Extracting Interaction Kernels for Many-Particle Systems by a Two-Phase Approach

TL;DR

This paper introduces a two-phase approach for learning interaction kernels in stochastic many-particle systems, transforming trajectories into density functions and refining kernel coefficients through importance sampling and regression, validated by extensive numerical examples.

Contribution

The paper proposes a novel two-phase method combining importance sampling and regression to accurately extract interaction kernels from particle system data.

Findings

Effective in identifying key kernel terms.

Accurate kernel coefficient refinement demonstrated.

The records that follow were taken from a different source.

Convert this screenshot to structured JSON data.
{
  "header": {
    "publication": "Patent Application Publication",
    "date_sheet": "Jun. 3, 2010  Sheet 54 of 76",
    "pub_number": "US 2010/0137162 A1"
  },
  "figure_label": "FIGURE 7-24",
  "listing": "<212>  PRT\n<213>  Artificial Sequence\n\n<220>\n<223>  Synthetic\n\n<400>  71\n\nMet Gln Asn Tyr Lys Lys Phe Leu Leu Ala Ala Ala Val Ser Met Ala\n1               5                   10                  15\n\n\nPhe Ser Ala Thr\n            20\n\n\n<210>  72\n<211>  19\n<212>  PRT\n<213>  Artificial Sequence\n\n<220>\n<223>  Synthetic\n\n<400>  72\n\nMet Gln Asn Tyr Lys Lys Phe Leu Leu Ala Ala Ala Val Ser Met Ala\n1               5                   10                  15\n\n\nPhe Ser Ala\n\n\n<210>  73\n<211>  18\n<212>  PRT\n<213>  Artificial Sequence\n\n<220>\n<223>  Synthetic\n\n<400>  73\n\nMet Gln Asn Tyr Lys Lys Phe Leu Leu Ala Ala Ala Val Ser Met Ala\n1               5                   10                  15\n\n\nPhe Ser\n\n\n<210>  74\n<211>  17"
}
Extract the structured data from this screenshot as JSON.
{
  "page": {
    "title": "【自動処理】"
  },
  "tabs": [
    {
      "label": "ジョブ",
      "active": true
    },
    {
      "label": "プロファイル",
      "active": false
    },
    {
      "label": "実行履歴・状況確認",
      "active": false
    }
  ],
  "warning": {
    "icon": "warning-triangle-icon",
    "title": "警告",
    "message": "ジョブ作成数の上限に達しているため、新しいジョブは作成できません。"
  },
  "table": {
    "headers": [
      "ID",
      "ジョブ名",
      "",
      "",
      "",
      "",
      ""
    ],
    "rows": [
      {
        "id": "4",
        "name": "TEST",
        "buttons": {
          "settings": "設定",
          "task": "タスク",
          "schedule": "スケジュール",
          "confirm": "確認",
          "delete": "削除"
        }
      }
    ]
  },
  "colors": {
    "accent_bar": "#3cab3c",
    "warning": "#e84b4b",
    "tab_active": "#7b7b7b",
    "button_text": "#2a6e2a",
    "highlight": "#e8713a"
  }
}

Works well across various potential types.

Abstract

This paper presents a two-phase method for learning interaction kernels of stochastic many-particle systems. After transforming stochastic trajectories of every particle into the particle density function by the kernel density estimation method, the first phase of our approach combines importance sampling with an adaptive threshold strategy to identify key terms in the kernel function, while the second phase uses the whole dataset to refine the coefficients. During the implementation of our method, the mean-field equation plays a key role in reformulating the task of extracting the interaction kernels into a learnable regression problem. We demonstrate the outstanding performance of our approach through extensive numerical examples, including interacting particle systems with a cubic potential, power-law repulsion-attraction potential, piecewise linear potential, as well as a two-dimensional radially symmetric potential.